Connexion utilisateur

Grèce: La saignée, la saignée vous dis-je!!!

"Il y a plusieurs siècles, les médecins utilisaient la saignée pour ramener leurs patients à la santé, en général sans grand succès. La médecine a fait quelques progès depuis! Mais dans le domaine de la politique économique, le "Il faut saigner!" est toujours l'approche préférentielle de nombreux dirigeants, vraisemblablement sans plus de succès que leurs prédécesseurs de jadis." (Michael Leibman sur Facebook)

Les petites entreprises de Grèce sont dévastées
ATHENES - La petit magasin de bijoux dans le quartier ouvrier d'Athènes était ouvert, en activité- mais à peine.
Le propriétaire de la boutique, Tasos (il a préféré ne pas divulguer son nom de famille), n'a pas fait une vente depuis plus de trois mois. Comme il ne peut pas se permettre de payer ses factures d'électricité, il n'y avait pas de lumière pour éclairer sa vitrine de bijoux.
Comme la plupart des Grecs traumatisés d'ici, il a, au cours des derniers mois, passé plus de temps à regarder la télévision qu'à faire du commerce puisque les politiciens grecs ont d'une crise politique à l'autre, sans cesse changé de cap. Sa raison a été meutrie par toutes les possibilités de catastrophe, dont la perspective que la Grèce pourrait quitter l'euro n'était pas la moindre.
L'effet sur sa petite entreprise - qui, dit-il va peut-être devoir fermer - a été dévastateur. Ses clients réguliers, qu'il ne voit presque plus ces temps-ci, lui doivent 14 000€, ou 19 300 $, et ceux viennent cherchent à mettre en gage leurs objets de famille pour s'en sortir.
"Les politiciens jouent avec les gens», dit-il, ses yeux rouges d'épuisement et de stress. «Cette ville est en ébullition. Je ne me joins pas aux manifestants, mais bientôt le couvercle de la marmite va sauter. "

 

Lire la suite (en anglais) sur le New York Times.

----------------------------------

La traduction automatique par Google est "savoureuse".

Elle m'a fait gagner un peu de temps, mais on est encore loin d'un énoncé acceptable. On peut remarquer notamment que dans cette traduction de machine, ce n'est pas la boutique qui est petite, mais les bijoux "minuscules"!!!

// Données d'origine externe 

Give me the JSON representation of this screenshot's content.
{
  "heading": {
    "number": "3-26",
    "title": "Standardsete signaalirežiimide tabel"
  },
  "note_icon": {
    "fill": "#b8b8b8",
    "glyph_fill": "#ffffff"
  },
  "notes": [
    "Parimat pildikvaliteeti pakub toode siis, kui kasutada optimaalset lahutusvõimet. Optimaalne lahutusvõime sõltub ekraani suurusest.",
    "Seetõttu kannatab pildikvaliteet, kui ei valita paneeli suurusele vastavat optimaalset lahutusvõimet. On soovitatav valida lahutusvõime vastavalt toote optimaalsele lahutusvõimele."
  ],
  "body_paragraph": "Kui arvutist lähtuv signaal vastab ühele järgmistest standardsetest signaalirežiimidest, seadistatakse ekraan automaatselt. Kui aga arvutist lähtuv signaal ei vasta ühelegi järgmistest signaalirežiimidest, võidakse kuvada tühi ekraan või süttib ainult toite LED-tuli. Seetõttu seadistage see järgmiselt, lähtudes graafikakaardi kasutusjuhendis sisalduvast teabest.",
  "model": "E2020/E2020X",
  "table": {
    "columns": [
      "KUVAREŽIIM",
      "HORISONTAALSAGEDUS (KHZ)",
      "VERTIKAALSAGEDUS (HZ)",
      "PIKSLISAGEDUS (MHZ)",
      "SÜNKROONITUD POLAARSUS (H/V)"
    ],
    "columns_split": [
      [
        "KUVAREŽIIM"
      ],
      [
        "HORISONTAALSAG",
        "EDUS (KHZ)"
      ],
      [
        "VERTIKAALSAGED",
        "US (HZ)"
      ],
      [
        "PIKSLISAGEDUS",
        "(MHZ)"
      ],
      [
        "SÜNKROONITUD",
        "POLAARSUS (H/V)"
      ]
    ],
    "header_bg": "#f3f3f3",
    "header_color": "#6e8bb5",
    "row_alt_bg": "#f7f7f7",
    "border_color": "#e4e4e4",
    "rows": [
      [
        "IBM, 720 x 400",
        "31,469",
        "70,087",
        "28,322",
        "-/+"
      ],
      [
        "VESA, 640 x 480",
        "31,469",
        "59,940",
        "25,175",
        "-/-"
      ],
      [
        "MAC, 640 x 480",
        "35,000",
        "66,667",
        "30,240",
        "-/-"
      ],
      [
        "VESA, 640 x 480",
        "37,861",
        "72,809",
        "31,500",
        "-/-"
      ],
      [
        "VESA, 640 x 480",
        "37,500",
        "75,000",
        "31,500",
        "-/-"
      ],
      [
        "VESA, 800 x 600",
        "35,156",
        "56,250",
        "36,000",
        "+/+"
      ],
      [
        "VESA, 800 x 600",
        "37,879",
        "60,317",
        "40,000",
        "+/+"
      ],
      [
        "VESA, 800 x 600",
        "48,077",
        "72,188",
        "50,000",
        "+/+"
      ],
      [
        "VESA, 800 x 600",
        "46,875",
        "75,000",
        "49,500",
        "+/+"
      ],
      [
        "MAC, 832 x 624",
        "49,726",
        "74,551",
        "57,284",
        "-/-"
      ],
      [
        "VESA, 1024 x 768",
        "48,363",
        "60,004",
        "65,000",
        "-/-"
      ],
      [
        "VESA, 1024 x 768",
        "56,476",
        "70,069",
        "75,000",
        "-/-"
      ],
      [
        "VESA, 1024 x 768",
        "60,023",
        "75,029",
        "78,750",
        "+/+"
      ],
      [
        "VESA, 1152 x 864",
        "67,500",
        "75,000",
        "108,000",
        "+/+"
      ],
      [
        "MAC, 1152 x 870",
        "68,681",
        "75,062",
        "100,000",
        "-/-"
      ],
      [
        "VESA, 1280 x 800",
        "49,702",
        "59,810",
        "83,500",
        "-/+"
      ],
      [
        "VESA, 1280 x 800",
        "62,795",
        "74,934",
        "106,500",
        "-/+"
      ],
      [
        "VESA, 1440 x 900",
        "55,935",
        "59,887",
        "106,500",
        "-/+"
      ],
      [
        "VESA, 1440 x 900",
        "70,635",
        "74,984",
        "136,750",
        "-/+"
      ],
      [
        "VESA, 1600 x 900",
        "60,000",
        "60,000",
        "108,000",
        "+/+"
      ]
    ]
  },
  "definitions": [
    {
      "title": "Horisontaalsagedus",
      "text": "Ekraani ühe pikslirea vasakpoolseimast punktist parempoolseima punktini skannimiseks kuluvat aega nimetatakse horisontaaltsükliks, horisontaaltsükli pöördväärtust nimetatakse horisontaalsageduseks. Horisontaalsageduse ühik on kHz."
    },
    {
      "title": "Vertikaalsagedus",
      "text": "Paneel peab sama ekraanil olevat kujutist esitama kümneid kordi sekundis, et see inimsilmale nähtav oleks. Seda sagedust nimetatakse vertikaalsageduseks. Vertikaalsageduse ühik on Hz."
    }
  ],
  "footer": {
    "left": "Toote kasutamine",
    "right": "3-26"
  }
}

Voici, brut de décoffrage, le passage que j'ai rectifié:

--------------------------------

Petites Entreprises en Grèce sont dévastées
ATHENES - La boutique des bijoux minuscules dans le quartier ouvrier d'Athènes a été ouverte pour les entreprises - à peine.
Propriétaire de la boutique, Tasos (il a préféré ne pas divulguer son nom de famille), n'a pas eu une vente dans plus de trois mois. Parce qu'il ne peut pas se permettre de payer ses factures d'électricité, il n'y avait pas de lumière pour éclairer son affichage vitrine de joyaux.

Comme la plupart choqués Grecs ici, il a, au cours des derniers mois, a passé plus de temps à regarder la télévision que la conduite du commerce que les politiciens grecs a viré d'une crise politique à l'autre. Ses sens ont été battues avec toutes les possibilités d'une catastrophe, au moins pas la perspective que la Grèce pourrait quitter l'euro.
L'effet sur sa petite entreprise - qui, dit-il peut-être fermer - a été dévastateur. Ses clients réguliers, qu'il voit rarement de nos jours, lui dois € 14 000, ou 19 300 $, et ceux qu'il ne voit cherchez à mettre en gage leurs objets de famille pour s'en sortir.
"Les politiciens sont des jeux avec les gens», dit-il, ses yeux rouges à l'épuisement et le stress. «Cette ville est en ébullition. Je ne suis pas un manifestant, mais bientôt le dessus sur la bouilloire va apparaître. "

Tous les commentaires

14/11/2011, 06:58 | Par danivance

Merci pour ce billet, sur la "médecine grecque". Surtout que nous voilà, nous les Français, a subir les mêmes soins de la part des mêmes docteurs.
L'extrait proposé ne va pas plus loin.